Die Nacht war lang und kalt …

Eine Zeltheizung wäre in diesem Moment echter Luxus gewesen, aber Luxus ist beim Angeln ja bekanntlich meistens ein Fremdwort. Der Morgen erwartete uns mit einem genialen Sonnenaufgang. Aber außer gut auszusehen hatte er dann doch nicht so viel drauf. Es blieb den ganzen Tag kalt. Am Abend waren die Fallen bereits früh neu gestellt. Einige Montagen brachten wir, orientiert am Beißverhalten des vergangenen Tages, an anderen Plätzen aus. Trotzdem blieb unser Optimismus relativ gering, denn wir spürten, dass es gerade gegen Abend noch kälter geworden war als tags zuvor.

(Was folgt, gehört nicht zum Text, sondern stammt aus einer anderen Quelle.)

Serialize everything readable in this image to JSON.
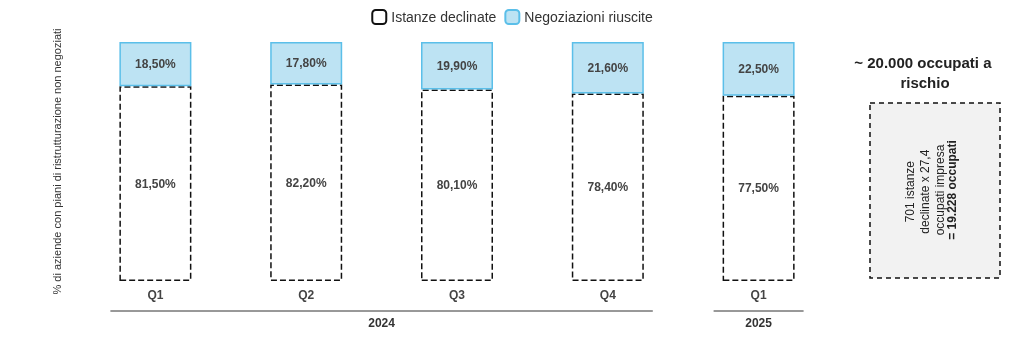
{
  "chart_data": {
    "type": "bar",
    "stacked": true,
    "ylabel": "% di aziende con piani di ristrutturazione non negoziati",
    "categories": [
      "Q1",
      "Q2",
      "Q3",
      "Q4",
      "Q1"
    ],
    "series": [
      {
        "name": "Istanze declinate",
        "color": "#ffffff",
        "line_style": "dashed",
        "values": [
          81.5,
          82.2,
          80.1,
          78.4,
          77.5
        ],
        "value_labels": [
          "81,50%",
          "82,20%",
          "80,10%",
          "78,40%",
          "77,50%"
        ]
      },
      {
        "name": "Negoziazioni riuscite",
        "color": "#bde3f3",
        "values": [
          18.5,
          17.8,
          19.9,
          21.6,
          22.5
        ],
        "value_labels": [
          "18,50%",
          "17,80%",
          "19,90%",
          "21,60%",
          "22,50%"
        ]
      }
    ],
    "legend": "top",
    "annotations": [
      "2024",
      "2025",
      "~ 20.000 occupati a rischio",
      "701 istanze declinate x 27,4 occupati impresa",
      "= 19.228 occupati"
    ]
  }
}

Unser Gefühl bestätigte sich …

und die Rotaugen blieben unberührt. Gut für sie, schlecht für uns. Aber so ist es eben, des‘ einen Freud ist des anderen Leid. Obwohl Leid der falsche Ausdruck ist.

Die Tour war gigantisch gelaufen und wenn ich jetzt, zwei Tage danach so drüber nachdenke merke ich, dass ich es mir immer noch nicht so recht erklären kann, wieso es so kam wie es kam.

Ist aber auch gut so, denn so bleibt es ein weiteres Rätsel über das man grübeln kann und das den Wels einmal mehr zu dieser undurchschaubaren Kreatur macht.